WR 595 Introduction to Literacy Studies
Instructor Ana Ribero
This course introduces students to the field of literacy studies. The class approaches literacy from a critical perspective, looking to question dominant narratives about literacy and to unveil the ways such narratives are implicated in colonization and oppression.
WR 597 Digital Literacy and Culture
Instructor: Kristy Kelly
Digital Literacy and Culture examines the relationships between human expression and the technologies we use to mediate those expressions. This class will explore the various literacy practices that shape our experiences of writing, thinking, and meaning-making in this age of information. We will trace the historical and cultural lineages of digital technologies, thinking through the ways that social networks, smartphones, and digitized mass media have reshaped the means and ends of cultural production. While our focus will be on how literacies have both changed and been influenced by specific technologies, we’ll also address the production, reception, and transmission of cultural texts, both analog and digital. Beyond simply defining “new media,” we’ll consider how technologies affect subjectivity, agency, power, community, relationships, careers, and cognition.
WR 599 Special Topics: Thesis and Dissertation Writing
Instructor: Ray Malewitz
Students who enroll in this course must be at the writing stage of their project. This is not an introduction to the thesis or dissertation. Learning Outcomes:
You will learn and practice new habits of writing that help completion of a thesis or dissertation.

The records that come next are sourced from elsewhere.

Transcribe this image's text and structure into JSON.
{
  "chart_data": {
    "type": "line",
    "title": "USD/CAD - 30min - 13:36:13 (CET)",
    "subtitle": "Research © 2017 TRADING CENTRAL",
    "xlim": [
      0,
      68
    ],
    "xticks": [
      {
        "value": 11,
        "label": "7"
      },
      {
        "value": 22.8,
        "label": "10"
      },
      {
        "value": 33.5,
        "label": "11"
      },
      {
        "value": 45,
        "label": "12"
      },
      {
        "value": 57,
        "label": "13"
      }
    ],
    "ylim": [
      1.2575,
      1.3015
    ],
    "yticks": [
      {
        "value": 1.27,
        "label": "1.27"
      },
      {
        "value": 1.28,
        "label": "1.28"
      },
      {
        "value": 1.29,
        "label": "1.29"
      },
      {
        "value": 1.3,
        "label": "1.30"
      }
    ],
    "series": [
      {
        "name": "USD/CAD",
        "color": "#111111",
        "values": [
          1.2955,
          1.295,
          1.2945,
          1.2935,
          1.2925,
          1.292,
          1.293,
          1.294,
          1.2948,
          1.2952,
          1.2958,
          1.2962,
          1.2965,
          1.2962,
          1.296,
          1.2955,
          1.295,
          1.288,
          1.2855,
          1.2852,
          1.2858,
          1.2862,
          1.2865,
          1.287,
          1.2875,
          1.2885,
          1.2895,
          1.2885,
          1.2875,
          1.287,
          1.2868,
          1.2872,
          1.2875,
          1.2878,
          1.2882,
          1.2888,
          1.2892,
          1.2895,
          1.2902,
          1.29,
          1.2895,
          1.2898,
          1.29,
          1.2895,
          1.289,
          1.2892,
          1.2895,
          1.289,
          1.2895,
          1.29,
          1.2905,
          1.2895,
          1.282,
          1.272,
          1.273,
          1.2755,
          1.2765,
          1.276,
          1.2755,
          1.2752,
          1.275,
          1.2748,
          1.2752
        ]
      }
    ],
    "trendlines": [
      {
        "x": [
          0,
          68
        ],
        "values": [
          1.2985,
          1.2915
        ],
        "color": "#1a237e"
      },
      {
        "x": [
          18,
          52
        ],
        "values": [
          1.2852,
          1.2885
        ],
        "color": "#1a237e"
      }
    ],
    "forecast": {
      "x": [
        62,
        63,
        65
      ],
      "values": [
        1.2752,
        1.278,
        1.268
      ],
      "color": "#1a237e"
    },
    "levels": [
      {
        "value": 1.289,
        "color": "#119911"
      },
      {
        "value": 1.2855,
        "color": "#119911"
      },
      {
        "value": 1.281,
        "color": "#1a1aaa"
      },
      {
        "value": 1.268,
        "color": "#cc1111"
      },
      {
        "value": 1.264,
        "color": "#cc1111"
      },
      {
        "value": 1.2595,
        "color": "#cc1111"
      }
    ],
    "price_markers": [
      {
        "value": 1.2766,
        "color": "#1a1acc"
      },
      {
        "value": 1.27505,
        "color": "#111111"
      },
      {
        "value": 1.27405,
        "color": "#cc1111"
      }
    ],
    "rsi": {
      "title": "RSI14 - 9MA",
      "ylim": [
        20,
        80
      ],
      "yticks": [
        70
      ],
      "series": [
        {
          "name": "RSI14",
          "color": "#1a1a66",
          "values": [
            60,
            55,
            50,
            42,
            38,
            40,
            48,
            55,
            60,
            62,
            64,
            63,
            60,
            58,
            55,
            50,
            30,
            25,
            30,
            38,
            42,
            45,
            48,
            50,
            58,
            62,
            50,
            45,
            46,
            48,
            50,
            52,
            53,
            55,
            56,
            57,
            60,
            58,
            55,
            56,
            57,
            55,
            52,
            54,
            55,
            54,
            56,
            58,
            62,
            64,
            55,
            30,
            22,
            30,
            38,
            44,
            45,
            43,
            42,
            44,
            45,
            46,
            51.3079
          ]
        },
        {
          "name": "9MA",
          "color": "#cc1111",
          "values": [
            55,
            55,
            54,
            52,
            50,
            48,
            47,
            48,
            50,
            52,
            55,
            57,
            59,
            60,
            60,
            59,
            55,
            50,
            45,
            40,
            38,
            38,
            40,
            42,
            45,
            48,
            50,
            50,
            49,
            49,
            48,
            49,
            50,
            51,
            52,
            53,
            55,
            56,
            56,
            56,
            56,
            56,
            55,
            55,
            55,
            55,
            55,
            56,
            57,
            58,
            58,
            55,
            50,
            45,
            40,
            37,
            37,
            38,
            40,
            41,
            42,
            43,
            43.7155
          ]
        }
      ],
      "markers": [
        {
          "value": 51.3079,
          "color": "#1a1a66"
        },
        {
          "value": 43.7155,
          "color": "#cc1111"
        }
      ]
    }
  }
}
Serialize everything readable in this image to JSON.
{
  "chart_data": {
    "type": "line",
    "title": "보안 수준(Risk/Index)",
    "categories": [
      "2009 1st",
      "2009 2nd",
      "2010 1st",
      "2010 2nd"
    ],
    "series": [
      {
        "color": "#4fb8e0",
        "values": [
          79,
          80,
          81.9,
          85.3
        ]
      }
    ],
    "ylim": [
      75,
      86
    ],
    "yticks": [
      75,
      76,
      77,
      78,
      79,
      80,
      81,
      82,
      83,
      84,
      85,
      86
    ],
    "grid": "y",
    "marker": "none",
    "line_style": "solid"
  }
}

You will gain understanding of the purpose and rhetorical situation of a thesis.
You will draft, develop, and revise a specific section of your thesis.
You will participate in peer review with other thesis writers.
You will develop a schedule for the completion of your project and troubleshoot problems that have slowed you down.
You will learn methods for dealing with stress and paralysis.
You will learn to use self-assessment to discipline your writing process.
You will meet individually in conference with the professor at least every other week to examine your progress on the thesis and address problems.